101 Concepts for the Level I Exam

Essential Concept 76: FRA Pricing and Valuation

A forward rate agreement is an over-the-counter forward contract in which the underlying is an interest rate. FRAs are usually expressed in the “X x Y” convention, ‘X’ represents the point where the underlying loan starts. This also the point where the FRA expires. ‘Y’ represents the point where the underlying loan ends.
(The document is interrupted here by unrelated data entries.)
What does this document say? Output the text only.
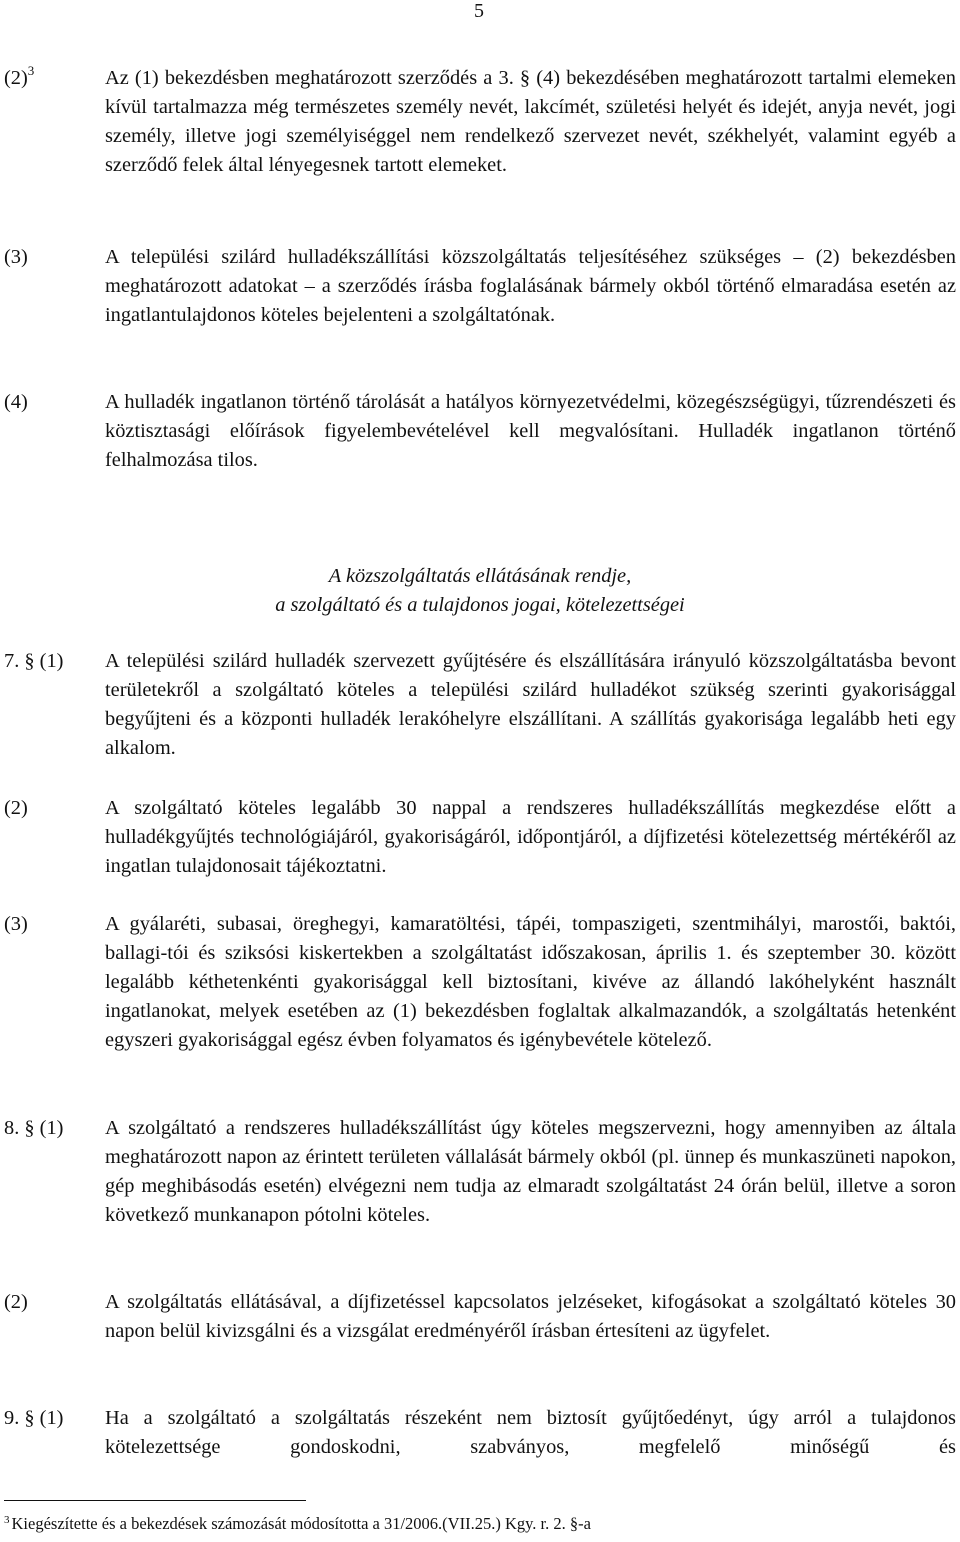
5
$(2)^3$	Az (1) bekezdésben meghatározott szerződés a 3. § (4) bekezdésében meghatározott tartalmi elemeken kívül tartalmazza még természetes személy nevét, lakcímét, születési helyét és idejét, anyja nevét, jogi személy, illetve jogi személyiséggel nem rendelkező szervezet nevét, székhelyét, valamint egyéb a szerződő felek által lényegesnek tartott elemeket.
(3)	A települési szilárd hulladékszállítási közszolgáltatás teljesítéséhez szükséges – (2) bekezdésben meghatározott adatokat – a szerződés írásba foglalásának bármely okból történő elmaradása esetén az ingatlantulajdonos köteles bejelenteni a szolgáltatónak.
(4)	A hulladék ingatlanon történő tárolását a hatályos környezetvédelmi, közegészségügyi, tűzrendészeti és köztisztasági előírások figyelembevételével kell megvalósítani. Hulladék ingatlanon történő felhalmozása tilos.
A közszolgáltatás ellátásának rendje,
a szolgáltató és a tulajdonos jogai, kötelezettségei
7. § (1) A települési szilárd hulladék szervezett gyűjtésére és elszállítására irányuló közszolgáltatásba bevont területekről a szolgáltató köteles a települési szilárd hulladékot szükség szerinti gyakorisággal begyűjteni és a központi hulladék lerakóhelyre elszállítani. A szállítás gyakorisága legalább heti egy alkalom.
(2)	A szolgáltató köteles legalább 30 nappal a rendszeres hulladékszállítás megkezdése előtt a hulladékgyűjtés technológiájáról, gyakoriságáról, időpontjáról, a díjfizetési kötelezettség mértékéről az ingatlan tulajdonosait tájékoztatni.
(3)	A gyálaréti, subasai, öreghegyi, kamaratöltési, tápéi, tompaszigeti, szentmihályi, marostői, baktói, ballagi-tói és sziksósi kiskertekben a szolgáltatást időszakosan, április 1. és szeptember 30. között legalább kéthetenkénti gyakorisággal kell biztosítani, kivéve az állandó lakóhelyként használt ingatlanokat, melyek esetében az (1) bekezdésben foglaltak alkalmazandók, a szolgáltatás hetenként egyszeri gyakorisággal egész évben folyamatos és igénybevétele kötelező.
8. § (1) A szolgáltató a rendszeres hulladékszállítást úgy köteles megszervezni, hogy amennyiben az általa meghatározott napon az érintett területen vállalását bármely okból (pl. ünnep és munkaszüneti napokon, gép meghibásodás esetén) elvégezni nem tudja az elmaradt szolgáltatást 24 órán belül, illetve a soron következő munkanapon pótolni köteles.
(2)	A szolgáltatás ellátásával, a díjfizetéssel kapcsolatos jelzéseket, kifogásokat a szolgáltató köteles 30 napon belül kivizsgálni és a vizsgálat eredményéről írásban értesíteni az ügyfelet.
9. § (1) Ha a szolgáltató a szolgáltatás részeként nem biztosít gyűjtőedényt, úgy arról a tulajdonos kötelezettsége gondoskodni, szabványos, megfelelő minőségű és
$^3$ Kiegészítette és a bekezdések számozását módosította a 31/2006.(VII.25.) Kgy. r. 2. §-a
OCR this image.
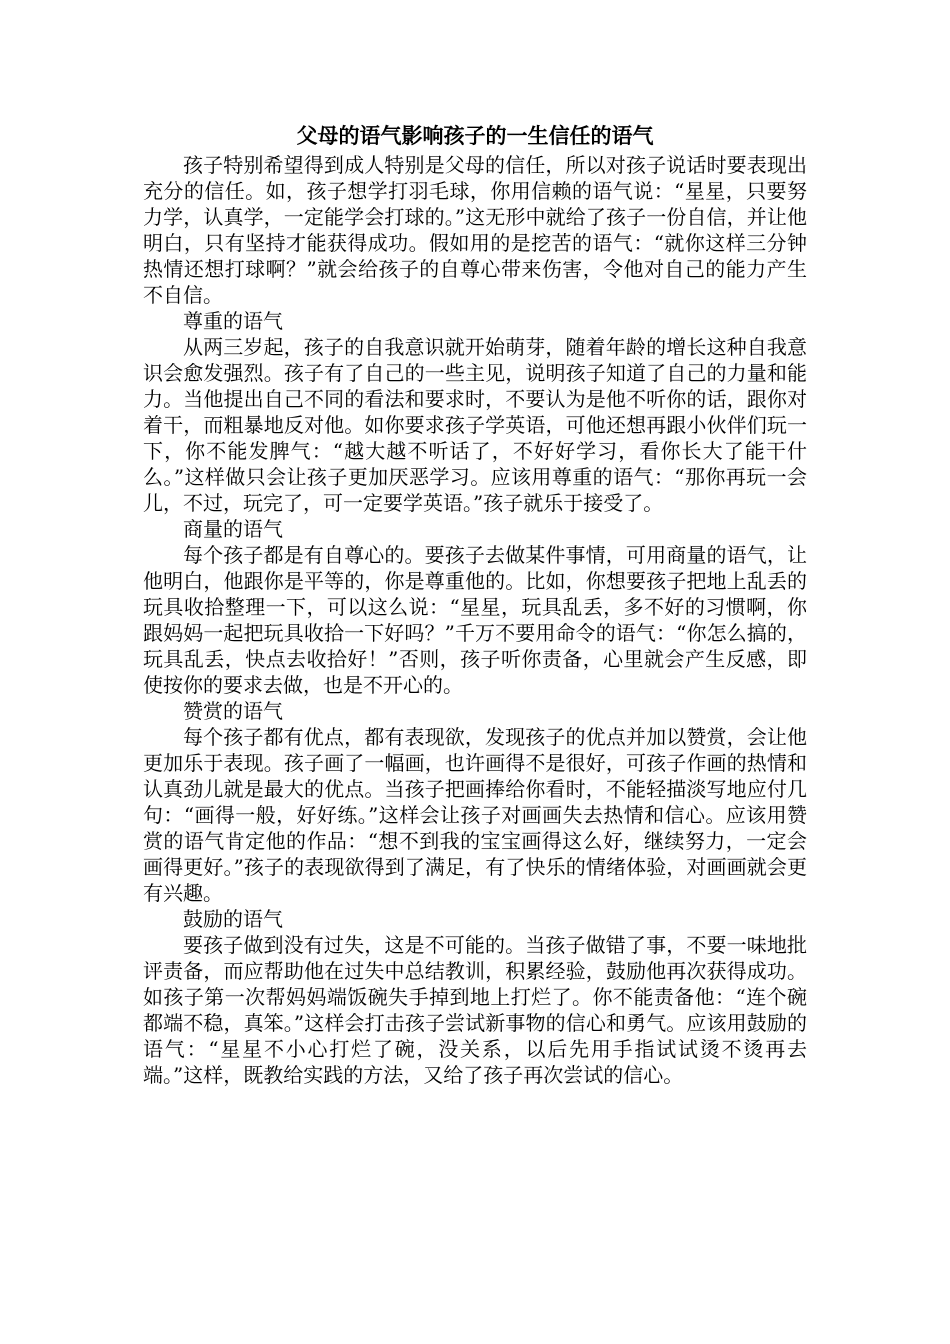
父母的语气影响孩子的一生信任的语气

孩子特别希望得到成人特别是父母的信任，所以对孩子说话时要表现出充分的信任。如，孩子想学打羽毛球，你用信赖的语气说：“星星，只要努力学，认真学，一定能学会打球的。”这无形中就给了孩子一份自信，并让他明白，只有坚持才能获得成功。假如用的是挖苦的语气：“就你这样三分钟热情还想打球啊？”就会给孩子的自尊心带来伤害，令他对自己的能力产生不自信。

尊重的语气

从两三岁起，孩子的自我意识就开始萌芽，随着年龄的增长这种自我意识会愈发强烈。孩子有了自己的一些主见，说明孩子知道了自己的力量和能力。当他提出自己不同的看法和要求时，不要认为是他不听你的话，跟你对着干，而粗暴地反对他。如你要求孩子学英语，可他还想再跟小伙伴们玩一下，你不能发脾气：“越大越不听话了，不好好学习，看你长大了能干什么。”这样做只会让孩子更加厌恶学习。应该用尊重的语气：“那你再玩一会儿，不过，玩完了，可一定要学英语。”孩子就乐于接受了。

商量的语气

每个孩子都是有自尊心的。要孩子去做某件事情，可用商量的语气，让他明白，他跟你是平等的，你是尊重他的。比如，你想要孩子把地上乱丢的玩具收拾整理一下，可以这么说：“星星，玩具乱丢，多不好的习惯啊，你跟妈妈一起把玩具收拾一下好吗？”千万不要用命令的语气：“你怎么搞的，玩具乱丢，快点去收拾好！”否则，孩子听你责备，心里就会产生反感，即使按你的要求去做，也是不开心的。

赞赏的语气

每个孩子都有优点，都有表现欲，发现孩子的优点并加以赞赏，会让他更加乐于表现。孩子画了一幅画，也许画得不是很好，可孩子作画的热情和认真劲儿就是最大的优点。当孩子把画捧给你看时，不能轻描淡写地应付几句：“画得一般，好好练。”这样会让孩子对画画失去热情和信心。应该用赞赏的语气肯定他的作品：“想不到我的宝宝画得这么好，继续努力，一定会画得更好。”孩子的表现欲得到了满足，有了快乐的情绪体验，对画画就会更有兴趣。

鼓励的语气

要孩子做到没有过失，这是不可能的。当孩子做错了事，不要一味地批评责备，而应帮助他在过失中总结教训，积累经验，鼓励他再次获得成功。如孩子第一次帮妈妈端饭碗失手掉到地上打烂了。你不能责备他：“连个碗都端不稳，真笨。”这样会打击孩子尝试新事物的信心和勇气。应该用鼓励的语气：“星星不小心打烂了碗，没关系，以后先用手指试试烫不烫再去端。”这样，既教给实践的方法，又给了孩子再次尝试的信心。
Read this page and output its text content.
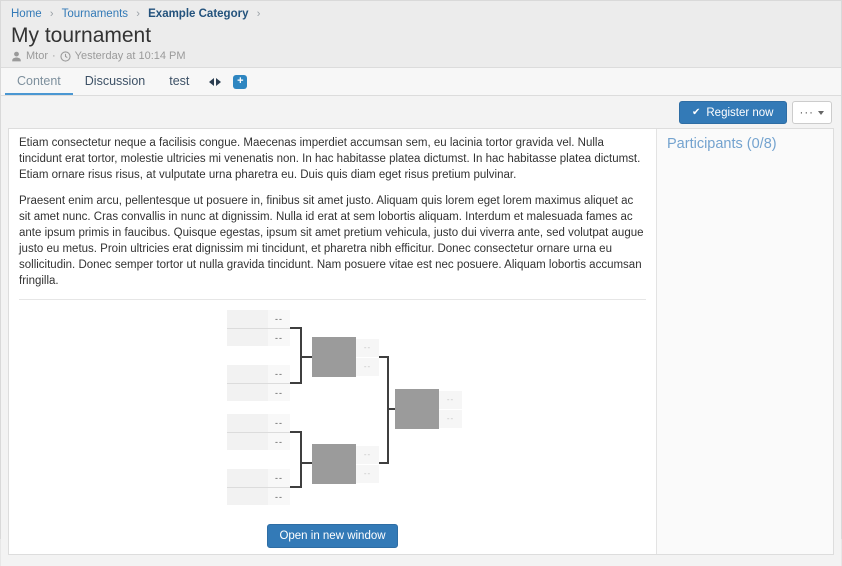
Home › Tournaments › Example Category ›
My tournament
Mtor · Yesterday at 10:14 PM
Content	Discussion	test	+
✔ Register now ···

Etiam consectetur neque a facilisis congue. Maecenas imperdiet accumsan sem, eu lacinia tortor gravida vel. Nulla tincidunt erat tortor, molestie ultricies mi venenatis non. In hac habitasse platea dictumst. In hac habitasse platea dictumst. Etiam ornare risus risus, at vulputate urna pharetra eu. Duis quis diam eget risus pretium pulvinar.

Praesent enim arcu, pellentesque ut posuere in, finibus sit amet justo. Aliquam quis lorem eget lorem maximus aliquet ac sit amet nunc. Cras convallis in nunc at dignissim. Nulla id erat at sem lobortis aliquam. Interdum et malesuada fames ac ante ipsum primis in faucibus. Quisque egestas, ipsum sit amet pretium vehicula, justo dui viverra ante, sed volutpat augue justo eu metus. Proin ultricies erat dignissim mi tincidunt, et pharetra nibh efficitur. Donec consectetur ornare urna eu sollicitudin. Donec semper tortor ut nulla gravida tincidunt. Nam posuere vitae est nec posuere. Aliquam lobortis accumsan fringilla.

--
--
--
--
--
--
--
--
--
--
--
--
--
--
Open in new window
Participants (0/8)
A 3 x 9 FRA is depicted in the figure below.

The FRA fixed rate i.e. price of an FRA can be calculated using these steps:

Set up the time line.
Compute the de-annualized fixed rate: $\frac{\mathrm{1+}\left(\mathrm{r2\times }\frac{\mathrm{n2}}{\mathrm{360}}\right)}{\mathrm{1+}\left(\mathrm{r1\times }\frac{\mathrm{n1}}{\mathrm{360}}\right)}\mathrm{\ -1}$
Annualize by multiplying by 360/(n2 – n1)

The FRA value for pay fixed receive floating can be calculated using these steps:

Find the new FRA fixed rate at time t
Compute payoff at n2: (FRA_t – FRA₀) x (n2 – n1)/360 x NP
Discount back to time t.

Example: Suppose we entered a receive-floating 6×9 FRA at a rate of 0.89%, with a notional amount of $5,000,000 at T = 0. After 90 days, the three-month US dollar Libor is 1.10% and the six-month US dollar Libor is 1.25% which will be the discount rate to determine the value. What is the value of the original receive-floating 6×9 FRA?

Solution:

We first compute the new FRA rate at time t.

Step 1: Set up the time line.

Step 2: Compute the de-annualized fixed rate:

$\frac{\mathrm{1+}\left(\mathrm{r2\times n2/360}\right)}{\mathrm{1+}\left(\mathrm{r1\times n1/360}\right)}\mathrm{\ -1=\ }\frac{1+\left(0.0125\times \frac{180}{360}\right)}{1+\left(0.0110\times \frac{90}{360}\right)}-1=0.00349$